July 21, 2005 at 8:54 by Martina Comments

According to the numbers recently released by Gartner, smartphones will represent one fifth of all mobile handset sales by 2008. 3G eventually appears to be around the corner, and we need to start thinking about the real opportunities on a mass market scale the new technology will provide us with. After the failures in the early stages of the mobile market, mobile advertising is about to come back but, of course, we need to take into account the lesson learned from past mistakes.
Basically the marketing approach to mobile phones should be “push” not “pull” but, with the growth of WAP 2.0 portals and mobile HTML browsers, this concept will evolve. I see a near future of “light” contextual advertising, while I believe we still have to wait a couple of years for mobile rich media. Of course the technology is already there to support streaming media ads and now even Flash animations, but marketers need to remember the “pricing” issue. Given the current prices of 3G connections in Europe (recently I spent 15 Euros with Vodafone to download 300 Kb!!!) making the user pay to watch your ads is a crazy idea that could absolutely damage a brand. So while we wait for 3G to reach the mass market with carriers applying fair prices, SMS and partly MMS will still remain the best mobile marketing option.

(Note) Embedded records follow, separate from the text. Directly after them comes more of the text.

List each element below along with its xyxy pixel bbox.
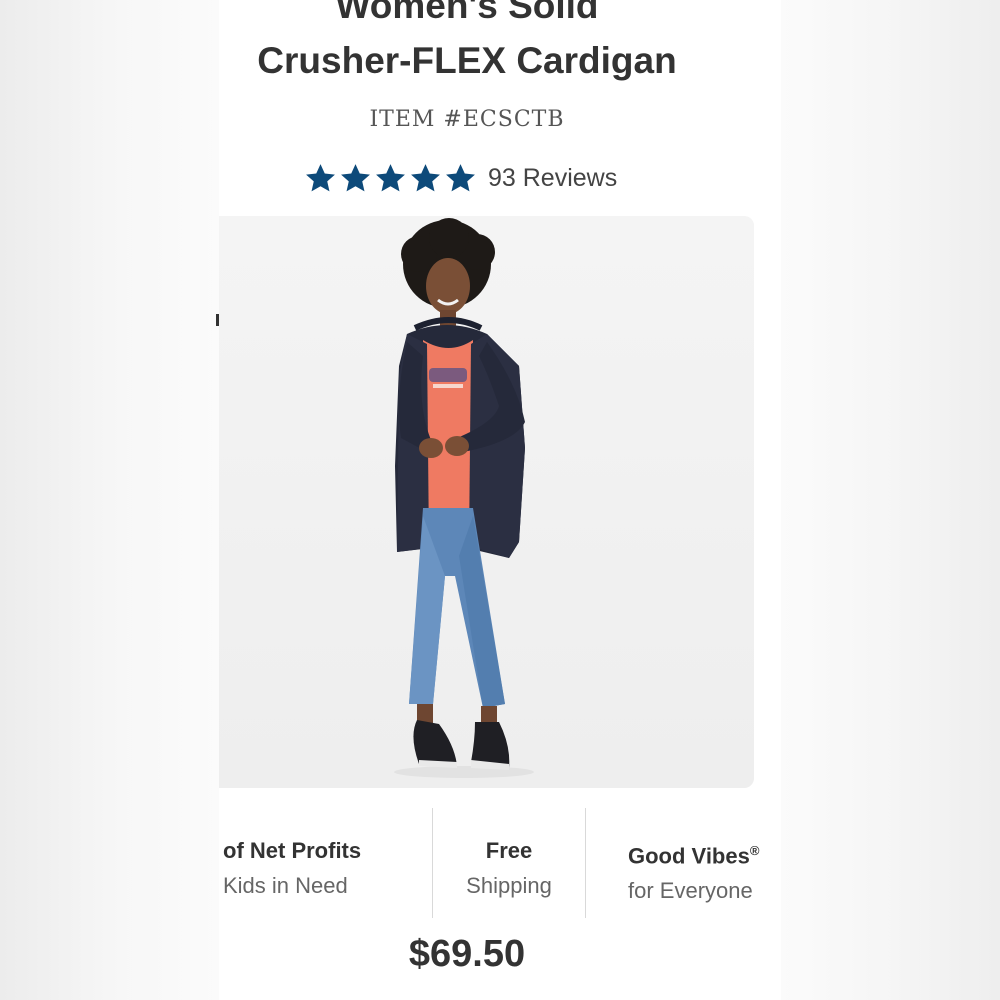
item-number: ITEM #ECSCTB bbox=[369, 107, 565, 132]
perk-net-profits-line2: Kids in Need bbox=[223, 873, 348, 898]
perk-good-vibes-text: Good Vibes bbox=[628, 843, 750, 869]
perk-free-shipping: Free Shipping bbox=[444, 833, 574, 903]
perk-net-profits: of Net Profits Kids in Need bbox=[223, 833, 423, 903]
perk-free-shipping-line1: Free bbox=[485, 838, 533, 863]
product-image[interactable] bbox=[219, 216, 754, 788]
star-icon bbox=[374, 162, 407, 195]
reviews-link[interactable]: 93 Reviews bbox=[488, 164, 617, 193]
product-price: $69.50 bbox=[408, 933, 526, 975]
registered-mark: ® bbox=[749, 843, 760, 858]
product-title-line-1: Women's Solid bbox=[335, 0, 599, 26]
product-title-line-2: Crusher-FLEX Cardigan bbox=[257, 40, 677, 81]
model-illustration bbox=[219, 216, 754, 788]
perk-good-vibes: Good Vibes® for Everyone bbox=[628, 833, 778, 908]
star-icon bbox=[409, 162, 442, 195]
product-page: Women's Solid Crusher-FLEX Cardigan ITEM… bbox=[219, 0, 781, 1000]
star-icon bbox=[444, 162, 477, 195]
perk-divider bbox=[585, 808, 586, 918]
star-icon bbox=[339, 162, 372, 195]
perks-bar: of Net Profits Kids in Need Free Shippin… bbox=[219, 808, 781, 918]
product-rating[interactable]: 93 Reviews bbox=[304, 160, 617, 196]
perk-divider bbox=[432, 808, 433, 918]
perk-good-vibes-line1: Good Vibes® bbox=[628, 833, 778, 873]
perk-free-shipping-line2: Shipping bbox=[466, 873, 552, 898]
perk-net-profits-line1: of Net Profits bbox=[223, 838, 362, 863]
rating-stars bbox=[304, 162, 479, 195]
perk-good-vibes-line2: for Everyone bbox=[628, 878, 753, 904]
star-icon bbox=[304, 162, 337, 195]
product-title: Women's Solid Crusher-FLEX Cardigan bbox=[219, 0, 715, 88]
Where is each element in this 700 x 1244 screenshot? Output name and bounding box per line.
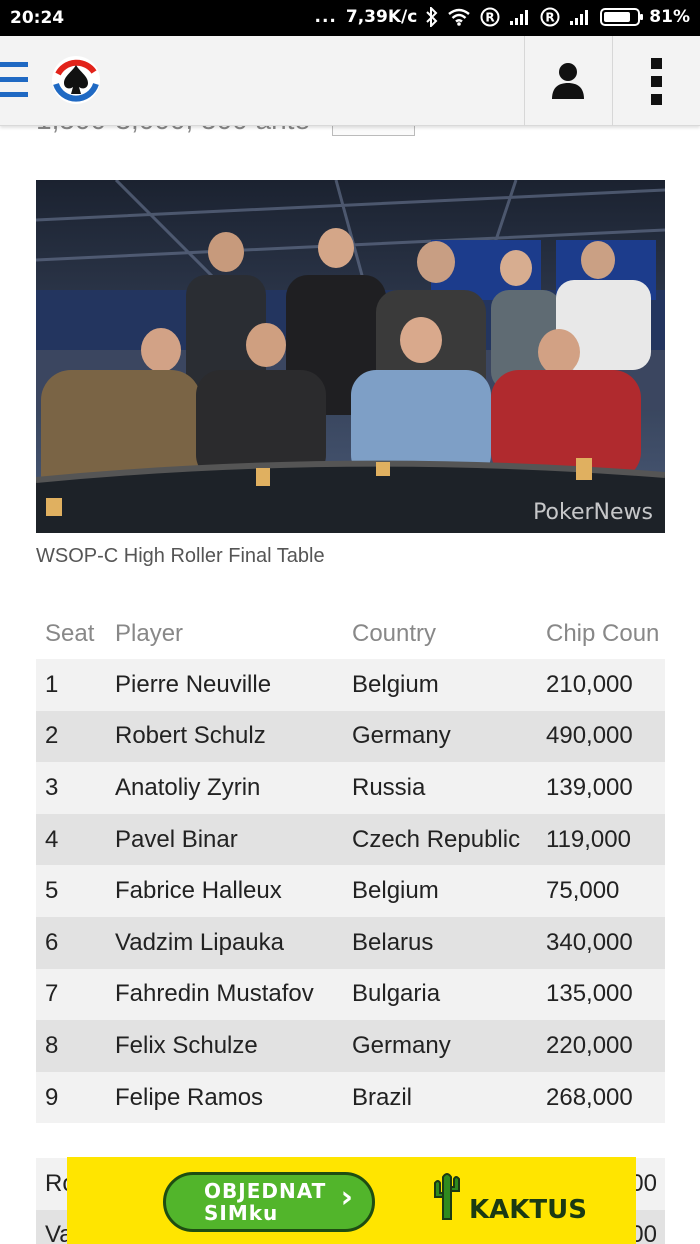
column-header: Player (115, 620, 184, 647)
table-row: 5 Fabrice Halleux Belgium 75,000 (36, 865, 665, 917)
table-row: 9 Felipe Ramos Brazil 268,000 (36, 1071, 665, 1124)
roaming-icon: R (480, 7, 500, 27)
player-cell: Felix Schulze (106, 1020, 343, 1072)
seat-cell: 7 (36, 968, 106, 1021)
country-cell: Belgium (343, 659, 537, 711)
chips-cell: 490,000 (537, 710, 665, 763)
photo-watermark: PokerNews (533, 500, 653, 525)
app-header (0, 36, 700, 126)
seat-cell: 2 (36, 710, 106, 763)
signal-icon-2 (569, 8, 591, 26)
country-cell: Russia (343, 762, 537, 814)
notification-dots: ... (314, 7, 337, 27)
signal-icon (509, 8, 531, 26)
seat-cell: 6 (36, 916, 106, 969)
column-header: Seat (45, 620, 95, 647)
country-cell: Czech Republic (343, 813, 537, 866)
player-cell: Fabrice Halleux (106, 865, 343, 917)
chips-cell: 75,000 (537, 865, 665, 917)
wifi-icon (447, 8, 471, 26)
country-cell: Germany (343, 710, 537, 763)
country-cell: Brazil (343, 1071, 537, 1124)
chip-count-table: Seat Player Country Chip Coun 1 Pierre Ne… (36, 609, 665, 1124)
table-row: 4 Pavel Binar Czech Republic 119,000 (36, 813, 665, 866)
user-icon[interactable] (524, 36, 612, 126)
chips-cell: 210,000 (537, 659, 665, 711)
seat-cell: 3 (36, 762, 106, 814)
chips-cell: 119,000 (537, 813, 665, 866)
status-time: 20:24 (10, 8, 65, 28)
chips-cell: 139,000 (537, 762, 665, 814)
seat-cell: 4 (36, 813, 106, 866)
roaming-letter: R (486, 11, 495, 25)
chips-cell: 220,000 (537, 1020, 665, 1072)
player-cell: Vadzim Lipauka (106, 916, 343, 969)
table-row: 8 Felix Schulze Germany 220,000 (36, 1020, 665, 1072)
player-cell: Felipe Ramos (106, 1071, 343, 1124)
player-cell: Anatoliy Zyrin (106, 762, 343, 814)
country-cell: Belarus (343, 916, 537, 969)
seat-cell: 8 (36, 1020, 106, 1072)
player-cell: Robert Schulz (106, 710, 343, 763)
final-table-photo: PokerNews (36, 180, 665, 533)
player-cell: Pavel Binar (106, 813, 343, 866)
ad-banner[interactable]: OBJEDNAT SIMku › KAKTUS (67, 1157, 636, 1244)
table-row: 2 Robert Schulz Germany 490,000 (36, 710, 665, 763)
hamburger-icon[interactable] (0, 62, 30, 100)
status-bar: 20:24 ... 7,39K/c R R 81% (0, 0, 700, 36)
network-speed: 7,39K/c (345, 7, 418, 27)
ad-brand: KAKTUS (427, 1171, 587, 1226)
table-row: 1 Pierre Neuville Belgium 210,000 (36, 659, 665, 711)
country-cell: Bulgaria (343, 968, 537, 1021)
player-cell: Pierre Neuville (106, 659, 343, 711)
bluetooth-icon (426, 7, 438, 27)
battery-level (604, 12, 631, 22)
chips-cell: 135,000 (537, 968, 665, 1021)
chips-cell: 268,000 (537, 1071, 665, 1124)
order-sim-button[interactable]: OBJEDNAT SIMku › (163, 1172, 375, 1232)
battery-icon (600, 8, 644, 26)
roaming-letter-2: R (546, 11, 555, 25)
spade-logo-icon[interactable] (50, 54, 102, 106)
cactus-icon (427, 1171, 467, 1226)
column-header: Country (352, 620, 437, 647)
country-cell: Belgium (343, 865, 537, 917)
photo-caption: WSOP-C High Roller Final Table (36, 545, 325, 567)
table-row: 3 Anatoliy Zyrin Russia 139,000 (36, 762, 665, 814)
chevron-right-icon: › (340, 1180, 354, 1215)
table-row: 7 Fahredin Mustafov Bulgaria 135,000 (36, 968, 665, 1021)
country-cell: Germany (343, 1020, 537, 1072)
table-row: 6 Vadzim Lipauka Belarus 340,000 (36, 916, 665, 969)
ad-brand-name: KAKTUS (469, 1194, 587, 1225)
column-header: Chip Coun (546, 620, 660, 647)
table-header-row: Seat Player Country Chip Coun (36, 609, 665, 659)
more-vertical-icon[interactable] (612, 36, 700, 126)
chips-cell: 340,000 (537, 916, 665, 969)
player-cell: Fahredin Mustafov (106, 968, 343, 1021)
roaming-icon-2: R (540, 7, 560, 27)
seat-cell: 9 (36, 1071, 106, 1124)
seat-cell: 1 (36, 659, 106, 711)
seat-cell: 5 (36, 865, 106, 917)
battery-percent: 81% (649, 7, 690, 27)
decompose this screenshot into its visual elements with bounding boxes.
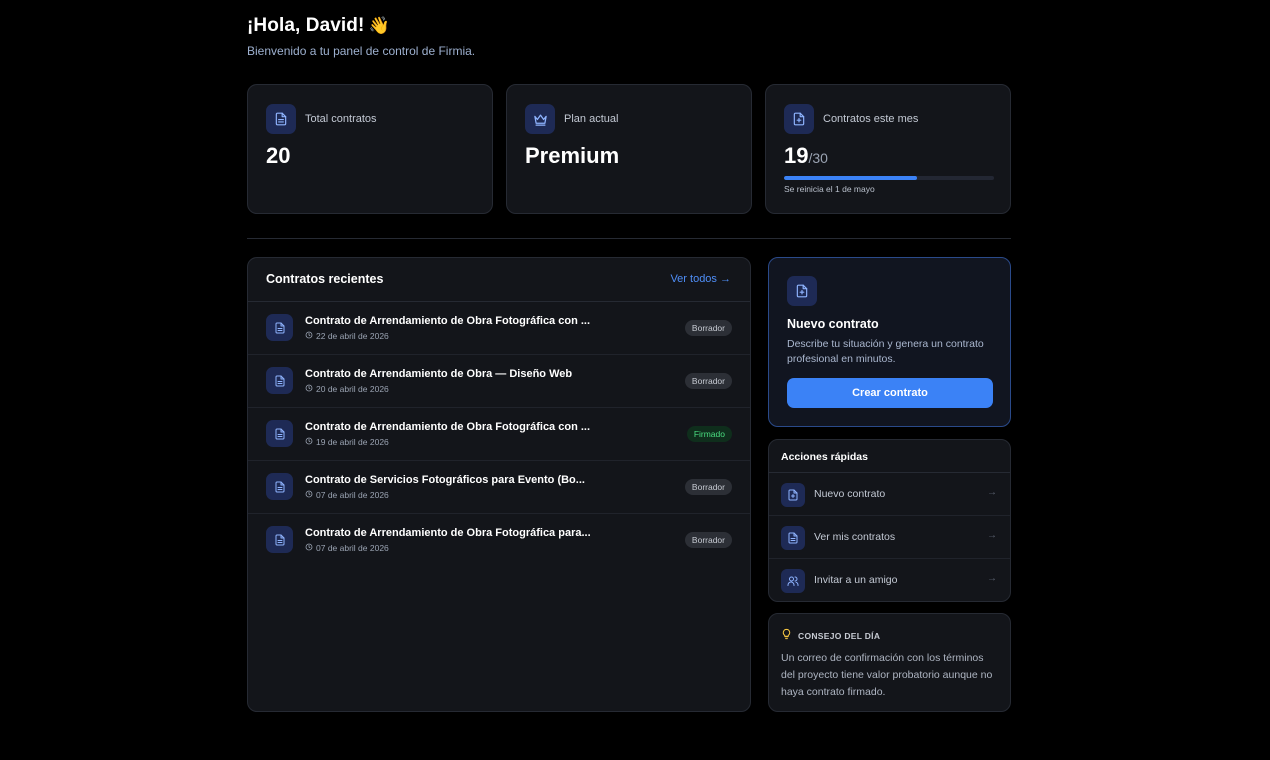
reset-note: Se reinicia el 1 de mayo	[784, 184, 875, 194]
stat-card-plan: Plan actual Premium	[506, 84, 752, 214]
stat-label: Total contratos	[305, 113, 377, 125]
contract-row[interactable]: Contrato de Arrendamiento de Obra Fotogr…	[248, 408, 750, 461]
lightbulb-icon	[781, 627, 792, 645]
document-icon	[266, 314, 293, 341]
document-icon	[781, 526, 805, 550]
stat-label: Plan actual	[564, 113, 619, 125]
see-all-link[interactable]: Ver todos →	[670, 273, 731, 285]
stat-card-total: Total contratos 20	[247, 84, 493, 214]
arrow-right-icon: →	[987, 573, 997, 584]
quick-action-label: Ver mis contratos	[814, 531, 896, 543]
contract-title: Contrato de Arrendamiento de Obra Fotogr…	[305, 421, 591, 433]
clock-icon	[305, 437, 313, 447]
document-icon	[266, 473, 293, 500]
status-badge: Borrador	[684, 532, 732, 548]
usage-progress-bar	[784, 176, 994, 180]
contract-title: Contrato de Arrendamiento de Obra Fotogr…	[305, 315, 591, 327]
stat-card-month: Contratos este mes 19/30 Se reinicia el …	[765, 84, 1011, 214]
quick-actions-title: Acciones rápidas	[781, 451, 868, 463]
contract-date-text: 22 de abril de 2026	[316, 331, 389, 341]
greeting-text: ¡Hola, David!	[247, 15, 365, 36]
clock-icon	[305, 543, 313, 553]
wave-emoji: 👋	[368, 16, 390, 35]
contract-date: 19 de abril de 2026	[305, 437, 389, 447]
document-icon	[266, 420, 293, 447]
recent-contracts-header: Contratos recientes Ver todos →	[248, 258, 750, 302]
contract-date: 22 de abril de 2026	[305, 331, 389, 341]
quick-action-view-contracts[interactable]: Ver mis contratos →	[769, 516, 1010, 559]
contract-row[interactable]: Contrato de Arrendamiento de Obra Fotogr…	[248, 302, 750, 355]
contract-title: Contrato de Servicios Fotográficos para …	[305, 474, 585, 486]
contract-title: Contrato de Arrendamiento de Obra Fotogr…	[305, 527, 591, 539]
tip-header: CONSEJO DEL DÍA	[781, 627, 880, 645]
create-contract-button[interactable]: Crear contrato	[787, 378, 993, 408]
new-contract-card: Nuevo contrato Describe tu situación y g…	[768, 257, 1011, 427]
status-badge: Borrador	[684, 479, 732, 495]
contract-date-text: 20 de abril de 2026	[316, 384, 389, 394]
status-badge: Borrador	[684, 373, 732, 389]
clock-icon	[305, 384, 313, 394]
stat-label: Contratos este mes	[823, 113, 919, 125]
new-contract-description: Describe tu situación y genera un contra…	[787, 338, 984, 365]
new-contract-title: Nuevo contrato	[787, 317, 879, 331]
contract-date-text: 07 de abril de 2026	[316, 490, 389, 500]
usage-progress-fill	[784, 176, 917, 180]
users-icon	[781, 569, 805, 593]
contract-row[interactable]: Contrato de Arrendamiento de Obra Fotogr…	[248, 514, 750, 567]
document-plus-icon	[781, 483, 805, 507]
quick-action-label: Nuevo contrato	[814, 488, 886, 500]
tip-of-the-day-card: CONSEJO DEL DÍA Un correo de confirmació…	[768, 613, 1011, 712]
stat-value: 20	[266, 143, 291, 168]
crown-icon	[525, 104, 555, 134]
contract-date-text: 19 de abril de 2026	[316, 437, 389, 447]
stat-value: Premium	[525, 143, 620, 168]
contract-date: 20 de abril de 2026	[305, 384, 389, 394]
document-icon	[266, 526, 293, 553]
document-plus-icon	[787, 276, 817, 306]
clock-icon	[305, 331, 313, 341]
arrow-right-icon: →	[987, 530, 997, 541]
contract-row[interactable]: Contrato de Servicios Fotográficos para …	[248, 461, 750, 514]
page-title: ¡Hola, David! 👋	[247, 15, 390, 37]
quick-action-new-contract[interactable]: Nuevo contrato →	[769, 473, 1010, 516]
status-badge: Firmado	[686, 426, 732, 442]
quick-actions-header: Acciones rápidas	[769, 440, 1010, 473]
tip-body: Un correo de confirmación con los términ…	[781, 652, 993, 698]
quick-action-invite-friend[interactable]: Invitar a un amigo →	[769, 559, 1010, 601]
contract-title: Contrato de Arrendamiento de Obra — Dise…	[305, 368, 573, 380]
page-subtitle: Bienvenido a tu panel de control de Firm…	[247, 44, 476, 58]
divider	[247, 238, 1011, 239]
recent-contracts-title: Contratos recientes	[266, 272, 384, 286]
recent-contracts-list: Contrato de Arrendamiento de Obra Fotogr…	[248, 302, 750, 567]
contract-row[interactable]: Contrato de Arrendamiento de Obra — Dise…	[248, 355, 750, 408]
contract-date: 07 de abril de 2026	[305, 543, 389, 553]
document-plus-icon	[784, 104, 814, 134]
contract-date-text: 07 de abril de 2026	[316, 543, 389, 553]
status-badge: Borrador	[684, 320, 732, 336]
stat-value: 19/30	[784, 143, 828, 169]
clock-icon	[305, 490, 313, 500]
month-count: 19	[784, 143, 809, 168]
tip-title: CONSEJO DEL DÍA	[798, 631, 881, 641]
document-icon	[266, 367, 293, 394]
month-limit: /30	[808, 150, 828, 166]
quick-actions-panel: Acciones rápidas Nuevo contrato → Ver mi…	[768, 439, 1011, 602]
quick-action-label: Invitar a un amigo	[814, 574, 898, 586]
arrow-right-icon: →	[987, 487, 997, 498]
recent-contracts-panel: Contratos recientes Ver todos → Contrato…	[247, 257, 751, 712]
document-icon	[266, 104, 296, 134]
contract-date: 07 de abril de 2026	[305, 490, 389, 500]
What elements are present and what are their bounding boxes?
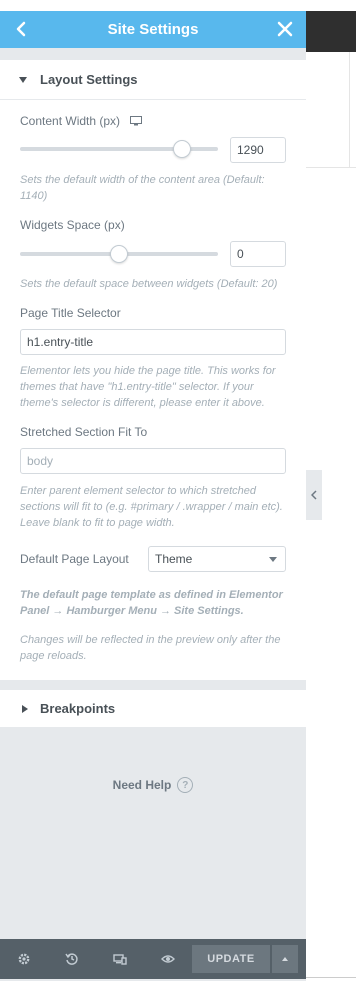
breakpoints-toggle[interactable]: Breakpoints <box>0 690 306 727</box>
widgets-space-description: Sets the default space between widgets (… <box>20 278 278 290</box>
page-title-selector-description: Elementor lets you hide the page title. … <box>20 365 276 409</box>
gear-icon[interactable] <box>0 939 48 979</box>
default-page-layout-select[interactable]: Theme <box>148 546 286 572</box>
caret-right-icon <box>20 704 30 714</box>
select-value: Theme <box>155 552 193 566</box>
stretched-section-input[interactable]: body <box>20 448 286 474</box>
default-page-layout-label: Default Page Layout <box>20 552 129 566</box>
chevron-down-icon <box>269 557 277 562</box>
content-width-description: Sets the default width of the content ar… <box>20 174 265 202</box>
back-arrow-icon[interactable] <box>10 17 32 41</box>
preview-area <box>306 0 356 981</box>
slider-handle[interactable] <box>110 245 128 263</box>
need-help-link[interactable]: Need Help ? <box>0 777 306 793</box>
content-width-input[interactable]: 1290 <box>230 137 286 163</box>
widgets-space-slider[interactable] <box>20 245 218 263</box>
section-title: Layout Settings <box>40 72 138 87</box>
page-title-selector-label: Page Title Selector <box>20 306 121 320</box>
page-title-selector-input[interactable]: h1.entry-title <box>20 329 286 355</box>
divider <box>306 977 356 978</box>
reload-note: Changes will be reflected in the preview… <box>20 634 281 662</box>
stretched-section-description: Enter parent element selector to which s… <box>20 485 283 529</box>
divider <box>349 52 350 167</box>
need-help-label: Need Help <box>112 778 172 792</box>
section-title: Breakpoints <box>40 701 116 716</box>
collapse-panel-tab[interactable] <box>306 470 322 520</box>
close-icon[interactable] <box>274 17 296 41</box>
editor-panel: Site Settings Layout Settings Content Wi… <box>0 0 306 981</box>
top-strip <box>0 0 306 11</box>
stretched-section-label: Stretched Section Fit To <box>20 425 148 439</box>
question-icon: ? <box>177 777 194 793</box>
panel-header: Site Settings <box>0 11 306 48</box>
desktop-icon[interactable] <box>130 116 143 126</box>
content-width-label-text: Content Width (px) <box>20 114 121 128</box>
eye-icon[interactable] <box>144 939 192 979</box>
preview-site-header <box>306 11 356 52</box>
divider <box>306 167 356 168</box>
history-icon[interactable] <box>48 939 96 979</box>
content-width-label: Content Width (px) <box>20 114 143 128</box>
responsive-icon[interactable] <box>96 939 144 979</box>
update-options-button[interactable] <box>272 945 298 973</box>
chevron-left-icon <box>311 490 317 500</box>
default-page-layout-note: The default page template as defined in … <box>20 589 283 617</box>
update-button[interactable]: UPDATE <box>192 945 270 973</box>
panel-footer: UPDATE <box>0 939 306 979</box>
panel-title: Site Settings <box>107 21 199 38</box>
widgets-space-label: Widgets Space (px) <box>20 218 125 232</box>
content-width-slider[interactable] <box>20 140 218 158</box>
layout-settings-toggle[interactable]: Layout Settings <box>0 60 306 100</box>
caret-down-icon <box>18 75 28 85</box>
widgets-space-input[interactable]: 0 <box>230 241 286 267</box>
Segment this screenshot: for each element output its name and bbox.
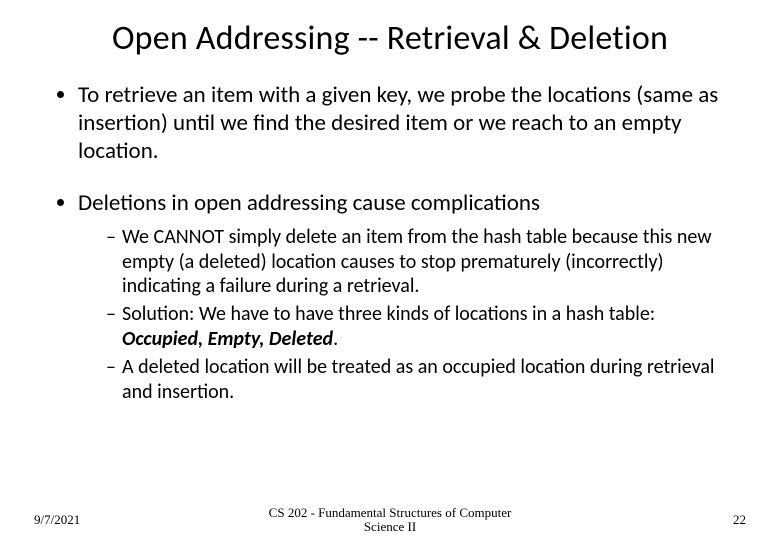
sub-bullet-list: We CANNOT simply delete an item from the… bbox=[78, 225, 730, 404]
slide: Open Addressing -- Retrieval & Deletion … bbox=[0, 0, 780, 540]
footer-page-number: 22 bbox=[733, 512, 746, 528]
footer-date: 9/7/2021 bbox=[34, 512, 80, 528]
bullet-text: Deletions in open addressing cause compl… bbox=[78, 189, 540, 217]
bullet-item: Deletions in open addressing cause compl… bbox=[78, 189, 730, 404]
sub-bullet-item: We CANNOT simply delete an item from the… bbox=[106, 225, 730, 298]
slide-footer: 9/7/2021 CS 202 - Fundamental Structures… bbox=[0, 512, 780, 528]
emphasis-text: Occupied, Empty, Deleted bbox=[122, 327, 333, 351]
footer-course: CS 202 - Fundamental Structures of Compu… bbox=[260, 506, 520, 535]
slide-title: Open Addressing -- Retrieval & Deletion bbox=[40, 18, 740, 59]
bullet-item: To retrieve an item with a given key, we… bbox=[78, 81, 730, 165]
sub-bullet-item: Solution: We have to have three kinds of… bbox=[106, 302, 730, 351]
sub-bullet-text: Solution: We have to have three kinds of… bbox=[122, 302, 655, 326]
slide-content: To retrieve an item with a given key, we… bbox=[40, 81, 740, 404]
sub-bullet-item: A deleted location will be treated as an… bbox=[106, 355, 730, 404]
bullet-list: To retrieve an item with a given key, we… bbox=[50, 81, 730, 404]
sub-bullet-text: . bbox=[333, 327, 338, 351]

2 Responses to Smartphones and mobile advertising

  1. Hboyes says:

    IF what Gartner says is true then we’ve got to prepare for this. 1 billion phones = 1 billion phones replaced for new phones. 2 links to consider on “E-Waste”.
    http://www.crra.com/ewaste/ttrash2/ttrash2/
    http://www.gmi-mr.com/gmipoll/press_room_wppk_pr_03182005.phtml

  2. What about a bit of a qualification on “push” - Let’s make that “permission based push”. If marketers start pushing messages to all of these smartphones - it will just be SPAM.
    As for WAP 2.0 portals - the big challenge will be discoverability. With search companies getting focused on mobile search and providing links to mobile-enabled portals - it’s a start. I believe that the real progress will come via WAP Push - with the original interaction coming from the user as an SMS message (resulting in a WAP Push).